"The Fireflies: A Children’s Play with Music Produced in Terezín."
Professional Background
Dr. Lauren McConnell is Assistant Professor in Communication and Dramatic Arts at Central Michigan University. Previously she taught at the University of Pittsburgh and Łódź University (Poland) as a visiting professor and was a Fulbright lecturer at the University of Constantine the Philosopher (Slovak Republic) and Plovdiv University (Bulgaria). She received a PhD in theater and drama from Northwestern University, where her dissertation, which was supported by a Boren Graduate International Fellowship, explored censorship and its effect on Czech playwriting under communism. For her Charles H. Revson Foundation Fellowship, she conducted research for her project “The Fireflies: A Children’s Play with Music Produced in Terezín.”

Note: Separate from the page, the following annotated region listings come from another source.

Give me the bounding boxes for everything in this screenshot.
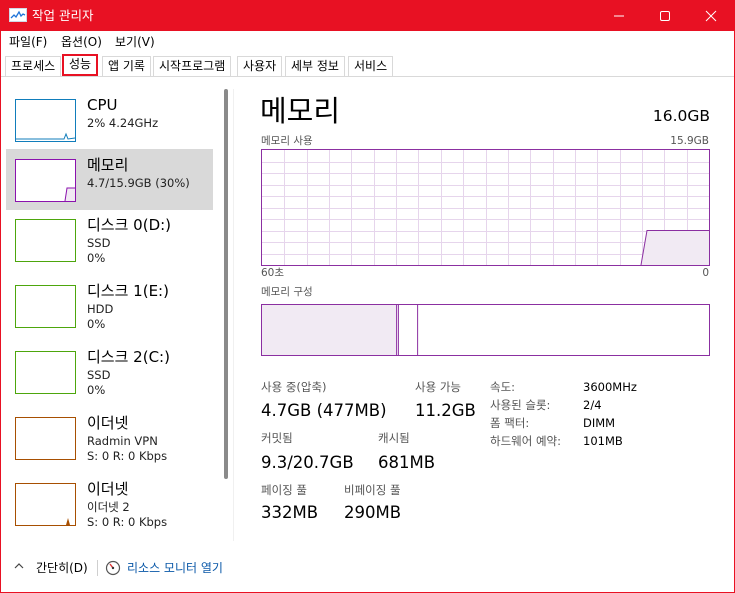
title-bar[interactable]: 작업 관리자 [1,1,734,31]
paged-pool-label: 페이징 풀 [261,483,307,497]
slots-key: 사용된 슬롯: [490,398,551,412]
sidebar-item-throughput: S: 0 R: 0 Kbps [87,515,168,529]
hardware-reserved-key: 하드웨어 예약: [490,434,562,448]
speed-key: 속도: [490,380,516,394]
memory-thumbnail-graph [15,159,76,202]
form-factor-value: DIMM [583,416,616,430]
sidebar-item-label: 디스크 2(C:) [87,348,170,366]
sidebar-item-throughput: S: 0 R: 0 Kbps [87,449,168,463]
sidebar-item-disk-0[interactable]: 디스크 0(D:) SSD 0% [6,209,213,270]
minimize-button[interactable] [596,1,642,31]
sidebar-item-label: 메모리 [87,156,129,174]
composition-label: 메모리 구성 [261,286,313,298]
in-use-value: 4.7GB (477MB) [261,401,387,420]
maximize-button[interactable] [642,1,688,31]
tab-users[interactable]: 사용자 [237,56,283,76]
sidebar-item-disk-1[interactable]: 디스크 1(E:) HDD 0% [6,275,213,336]
sidebar-item-type: SSD [87,368,111,382]
cpu-thumbnail-graph [15,99,76,142]
close-icon [705,10,717,22]
tab-details[interactable]: 세부 정보 [285,56,345,76]
tab-services[interactable]: 서비스 [348,56,394,76]
maximize-icon [660,11,670,21]
page-title: 메모리 [260,94,341,128]
nonpaged-pool-value: 290MB [344,503,402,522]
resource-monitor-icon[interactable] [105,560,121,579]
graph-max-label: 15.9GB [670,135,709,147]
sidebar-item-usage: 0% [87,317,106,331]
sidebar-item-label: 디스크 1(E:) [87,282,169,300]
menu-file[interactable]: 파일(F) [9,34,47,50]
task-manager-icon [9,8,27,22]
sidebar-item-usage: 0% [87,383,106,397]
sidebar-item-label: 이더넷 [87,480,129,498]
sidebar-item-ethernet-2[interactable]: 이더넷 이더넷 2 S: 0 R: 0 Kbps [6,473,213,534]
tab-startup[interactable]: 시작프로그램 [153,56,232,76]
graph-time-start: 60초 [261,267,285,279]
sidebar-item-type: HDD [87,302,114,316]
disk-thumbnail-graph [15,285,76,328]
menu-bar: 파일(F) 옵션(O) 보기(V) [1,31,734,53]
sidebar-item-memory[interactable]: 메모리 4.7/15.9GB (30%) [6,149,213,210]
speed-value: 3600MHz [583,380,637,394]
disk-thumbnail-graph [15,219,76,262]
cached-label: 캐시됨 [378,431,410,445]
sidebar-item-ethernet-radmin[interactable]: 이더넷 Radmin VPN S: 0 R: 0 Kbps [6,407,213,468]
window-title: 작업 관리자 [32,8,94,23]
available-value: 11.2GB [415,401,476,420]
hardware-reserved-value: 101MB [583,434,623,448]
resource-sidebar: CPU 2% 4.24GHz 메모리 4.7/15.9GB (30%) 디스크 … [1,89,217,541]
menu-options[interactable]: 옵션(O) [61,34,102,50]
sidebar-scrollbar[interactable] [224,89,228,479]
form-factor-key: 폼 팩터: [490,416,530,430]
ethernet-thumbnail-graph [15,483,76,526]
sidebar-item-label: 이더넷 [87,414,129,432]
sidebar-item-cpu[interactable]: CPU 2% 4.24GHz [6,89,213,150]
memory-composition-plot [262,305,419,355]
footer-bar: 간단히(D) 리소스 모니터 열기 [1,549,734,585]
footer-divider [97,560,98,576]
minimize-icon [614,15,624,17]
in-use-label: 사용 중(압축) [261,380,327,394]
chevron-up-icon[interactable] [13,560,25,575]
graph-label: 메모리 사용 [261,135,313,147]
sidebar-item-detail: 4.7/15.9GB (30%) [87,176,190,190]
open-resource-monitor-link[interactable]: 리소스 모니터 열기 [127,560,223,576]
memory-usage-graph [261,149,710,266]
sidebar-item-adapter: Radmin VPN [87,434,158,448]
close-button[interactable] [688,1,734,31]
memory-usage-plot [262,150,709,266]
graph-time-end: 0 [702,267,709,279]
available-label: 사용 가능 [415,380,461,394]
slots-value: 2/4 [583,398,602,412]
paged-pool-value: 332MB [261,503,319,522]
sidebar-item-type: SSD [87,236,111,250]
menu-view[interactable]: 보기(V) [115,34,155,50]
committed-label: 커밋됨 [261,431,293,445]
composition-in-use [262,305,397,355]
sidebar-item-adapter: 이더넷 2 [87,500,130,514]
sidebar-item-disk-2[interactable]: 디스크 2(C:) SSD 0% [6,341,213,402]
fewer-details-button[interactable]: 간단히(D) [36,560,88,576]
tab-performance[interactable]: 성능 [62,54,99,76]
tab-bar: 프로세스 성능 앱 기록 시작프로그램 사용자 세부 정보 서비스 [1,53,734,77]
nonpaged-pool-label: 비페이징 풀 [344,483,401,497]
committed-value: 9.3/20.7GB [261,453,354,472]
tab-processes[interactable]: 프로세스 [5,56,62,76]
divider [233,89,234,541]
sidebar-item-label: 디스크 0(D:) [87,216,172,234]
sidebar-item-detail: 2% 4.24GHz [87,116,159,130]
cached-value: 681MB [378,453,436,472]
disk-thumbnail-graph [15,351,76,394]
task-manager-window: 작업 관리자 파일(F) 옵션(O) 보기(V) 프로세스 성능 앱 기록 시작… [0,0,735,593]
sidebar-item-label: CPU [87,96,118,114]
memory-usage-area [641,230,709,265]
sidebar-item-usage: 0% [87,251,106,265]
ethernet-thumbnail-graph [15,417,76,460]
total-memory: 16.0GB [652,107,710,125]
tab-app-history[interactable]: 앱 기록 [102,56,151,76]
memory-composition-bar [261,304,710,356]
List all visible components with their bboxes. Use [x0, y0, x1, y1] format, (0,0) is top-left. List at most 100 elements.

Dr. McConnell is both a scholar and a playwright. Her recent academic publications include “Understanding Paul Robeson’s Soviet Experience” (2010) in Theatre History Studies; “The Dramatic Choice of Cooperation and Non-Violence: Vaclav Havel’s Tomorrow We Will Start Up!” (2008) in Discourses and Spaces of (In)tolerance; and “Daniela Fischerová’s The Massage Table: Politics and Guilt in Post-Communist Czechoslovakia” (2000) in Modern Czech Studies.
Among her recent conference presentations are “Learning from The Fireflies,” Association for Jewish Theatre, Los Angeles (2012); “Entropa R Us,” Comparisons, Interactions, and Contestations within/across Borders, Bucharest University (Romania, 2010); “The Success of Censorship: Czechoslovak Playwriting during the Normalization,” International Federation for Theatre Research, Lisbon (Portugal, 2009); and “Chicago-Czech Diasporic Theatre and Finian’s Rainbow: It’s About Us,” American Society for Theatre Research, Boston (2008).
Productions of Dr. McConnell’s plays include Socrates Was Ugly, Prague Fringe Theatre Festival (2011); My Ántonia, adapted from Willa Cather’s novel, Central Michigan University’s Riecker Literary Series (2010); What I Did For Love, Broadway Theatre, Mount Pleasant, Michigan (2009); Words Are Something Else, Jewish Theatre Ensemble at Northwestern University (2000); The Northern Lights, Actor’s Theatre of Louisville (1998); and Maytags, Harold Clurman Theatre, New York City (1996).
Fellowship Research
During her tenure at the Center, Dr. McConnell researched The Fireflies, a play with music produced in the Terezín camp-ghetto during World War II. Using witness testimony and archival evidence, she wrote a new version of The Fireflies that incorporates the history of the Terezín production and honors those involved in it. Her goal was to create a play to be performed by today’s children, who will learn about the Holocaust in the process of rehearsing and performing it. She also is writing a book that focuses on the lives of the three women who collaborated on The Fireflies in Terezín: actress/director Vlasta Schönová (later Nava Shean), dancer/choreographer Kamila Rosenbaumová, and artist Friedl Dicker-Brandeis, who coordinated the costumes and set.
Dr. McConnell was in residence at the Mandel Center from May 1 to July 30, 2012.